History is busy with such examples. The crofters of the Highlands of Scotland became virtual slaves to their British overlords because of the grass in the hills around them and the wool it would raise. Coal miners in Wales and West Virginia became essentially slaves to coal companies, and had to be grateful for the jobs which turned their woods and dales into slag pits. Rome did it, the Incas did, Britain, France. The exchange is easiest to see from nation to nation, but also takes place from areas of resource to areas of power within nations and even regions. Blood diamonds, dirty gold, and even coffee speak to the impact on local populations of having a marketable commodity.
We have water, cascading in pure streams past hills of breathtaking beauty. We already live with the decisions of the past; yep the river has mercury, and the hills have been stripped of heavy timber, and some ill advised work was done in the meadows, but while newcomers and our urban betters blame those bad decisions on gold miners and loggers, it was the market for gold and timber which caused our people to stand hip deep in water or dodge flying tops as marginally paid labor for others, elsewhere, investors from the power hub, mostly. As rural people, we are expected to work willingly for next to nothing, caretaking the resources in our hills for others.
When Rome seized a place for its resources, it gave a couple of local people “citizenship-light” of Rome, meaning they couldn’t be killed so easily, and, should they ever go to Rome, they had to be let in. Giving this mostly meaningless bestowal was enough to cause such people to work against their brothers on behalf of their betters. The important lesson for us is that the locals who exploited their cousins were certain they were doing them a favor. Eventually, they believed, their homeland could share in the glory that was Rome. We have some of that here.
And, those who don’t willingly do the work, who rail against the coal company, or against Rome, are seen as provincial, insular, uninformed.
But, some people still get it. When California needed timber to build a state, our loggers were heroes. When it needed meat and butter, our ranchers and farmers did well. When the Union needed gold, our miners were rugged adventurers after El Dorado.
Now, all the urban centers need is water. They’ll keep our miners out of the rivers and off public land, they’ll malign our farmers to keep the calves from crapping on the meadow, and they’ll keep the rest of us from using the hills.
In exchange, we get a heartland where owning a thicket of elderberry or a thatch of willow becomes a liability because some tiny varmint might live there, a place where having flowing water on your property means you work for fish. We have two choices, the same two choices people in resource areas have always had: get cheerfully on board and make the best of it, or shut up.

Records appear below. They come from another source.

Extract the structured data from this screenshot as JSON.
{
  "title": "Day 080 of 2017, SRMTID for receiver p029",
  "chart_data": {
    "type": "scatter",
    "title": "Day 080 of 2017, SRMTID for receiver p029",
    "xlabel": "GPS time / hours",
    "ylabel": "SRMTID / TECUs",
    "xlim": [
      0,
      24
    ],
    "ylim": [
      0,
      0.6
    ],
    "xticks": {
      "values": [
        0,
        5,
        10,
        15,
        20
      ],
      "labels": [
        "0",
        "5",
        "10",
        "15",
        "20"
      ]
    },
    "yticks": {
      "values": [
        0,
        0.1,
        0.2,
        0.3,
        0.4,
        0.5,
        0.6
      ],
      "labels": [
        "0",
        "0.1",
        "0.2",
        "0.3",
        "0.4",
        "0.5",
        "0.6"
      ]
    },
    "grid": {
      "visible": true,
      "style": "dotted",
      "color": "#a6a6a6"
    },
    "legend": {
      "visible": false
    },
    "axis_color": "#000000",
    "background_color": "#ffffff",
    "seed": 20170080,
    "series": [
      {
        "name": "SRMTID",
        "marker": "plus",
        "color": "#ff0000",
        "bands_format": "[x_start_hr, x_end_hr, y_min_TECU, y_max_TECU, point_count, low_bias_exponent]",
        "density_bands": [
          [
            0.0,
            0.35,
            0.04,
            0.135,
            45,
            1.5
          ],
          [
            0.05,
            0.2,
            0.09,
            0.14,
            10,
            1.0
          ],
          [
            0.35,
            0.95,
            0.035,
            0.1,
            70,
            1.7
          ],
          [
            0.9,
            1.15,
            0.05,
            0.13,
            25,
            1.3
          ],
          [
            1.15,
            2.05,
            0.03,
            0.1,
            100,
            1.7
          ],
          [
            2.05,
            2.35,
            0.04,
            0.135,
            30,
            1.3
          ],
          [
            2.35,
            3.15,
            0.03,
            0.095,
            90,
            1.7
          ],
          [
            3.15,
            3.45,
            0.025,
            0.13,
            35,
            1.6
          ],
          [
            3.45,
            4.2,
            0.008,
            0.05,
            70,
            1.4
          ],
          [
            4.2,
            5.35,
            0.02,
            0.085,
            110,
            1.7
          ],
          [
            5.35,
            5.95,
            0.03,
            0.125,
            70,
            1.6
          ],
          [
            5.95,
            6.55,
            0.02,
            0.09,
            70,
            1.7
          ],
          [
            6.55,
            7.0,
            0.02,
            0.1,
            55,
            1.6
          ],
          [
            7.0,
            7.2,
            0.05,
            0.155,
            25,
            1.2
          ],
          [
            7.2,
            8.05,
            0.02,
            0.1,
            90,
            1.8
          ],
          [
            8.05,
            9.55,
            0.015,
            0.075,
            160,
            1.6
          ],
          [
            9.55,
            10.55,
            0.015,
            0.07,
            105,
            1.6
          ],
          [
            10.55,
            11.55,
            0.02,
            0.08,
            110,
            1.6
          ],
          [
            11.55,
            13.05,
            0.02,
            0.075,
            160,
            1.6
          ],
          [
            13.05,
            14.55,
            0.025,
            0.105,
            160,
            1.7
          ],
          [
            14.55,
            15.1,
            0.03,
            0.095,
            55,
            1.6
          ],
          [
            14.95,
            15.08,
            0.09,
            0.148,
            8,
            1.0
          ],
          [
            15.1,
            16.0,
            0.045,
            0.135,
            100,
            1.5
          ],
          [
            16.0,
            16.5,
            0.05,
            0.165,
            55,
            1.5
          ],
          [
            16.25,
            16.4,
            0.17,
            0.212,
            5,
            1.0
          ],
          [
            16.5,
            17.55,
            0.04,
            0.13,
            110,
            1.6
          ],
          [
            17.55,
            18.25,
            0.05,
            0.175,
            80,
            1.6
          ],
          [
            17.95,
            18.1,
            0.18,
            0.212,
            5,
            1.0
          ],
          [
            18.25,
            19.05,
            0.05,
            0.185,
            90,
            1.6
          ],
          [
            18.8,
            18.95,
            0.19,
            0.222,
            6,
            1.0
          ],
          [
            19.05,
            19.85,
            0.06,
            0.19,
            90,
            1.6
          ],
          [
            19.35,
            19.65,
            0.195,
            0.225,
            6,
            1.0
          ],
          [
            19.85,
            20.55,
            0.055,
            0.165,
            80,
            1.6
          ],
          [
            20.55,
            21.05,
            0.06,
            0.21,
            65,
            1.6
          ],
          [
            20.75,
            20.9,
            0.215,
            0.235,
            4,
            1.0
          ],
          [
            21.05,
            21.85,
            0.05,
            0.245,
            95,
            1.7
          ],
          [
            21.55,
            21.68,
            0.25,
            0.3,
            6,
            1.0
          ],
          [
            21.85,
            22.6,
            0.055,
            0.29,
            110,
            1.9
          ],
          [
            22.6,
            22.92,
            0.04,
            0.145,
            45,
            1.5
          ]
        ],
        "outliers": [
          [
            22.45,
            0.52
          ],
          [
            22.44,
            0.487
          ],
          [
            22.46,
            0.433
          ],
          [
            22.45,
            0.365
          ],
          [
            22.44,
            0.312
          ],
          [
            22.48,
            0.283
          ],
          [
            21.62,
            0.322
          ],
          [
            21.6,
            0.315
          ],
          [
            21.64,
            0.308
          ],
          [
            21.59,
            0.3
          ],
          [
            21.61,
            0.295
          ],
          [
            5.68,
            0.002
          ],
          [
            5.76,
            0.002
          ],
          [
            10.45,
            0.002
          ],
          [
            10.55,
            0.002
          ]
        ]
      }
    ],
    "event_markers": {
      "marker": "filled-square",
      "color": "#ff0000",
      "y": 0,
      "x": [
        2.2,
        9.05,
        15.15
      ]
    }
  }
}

The Forest Service will continue to destroy old cabins and close mines, and continue to refuse to let us benefit from their presence. The muirists will continue to close our streams to dredging, lie about our history, and keep us from building in or using the hills. The Yuba and the Feather but also the Little Truckee will continue to bring government scrutiny and lawsuits. The more populations of marginal critters we have, the less we ourselves matter. As the south gets thirsty, their bureaucrats will get more bold, they will bestow citizenship on some of us to watch the rest of us. There isn’t much we can do; if we get too efficient at complaining, they’ll have the sheriff shoot us. But, we don’t have to like it.
The trick is not to turn our anger and frustration against the hills and streams which are so woven into the fabric of our lives. We still need to take care of the mountains which would support us, if they were allowed. Still, when you’re walking in the fields and hills and come across a stream, remember, they want our water.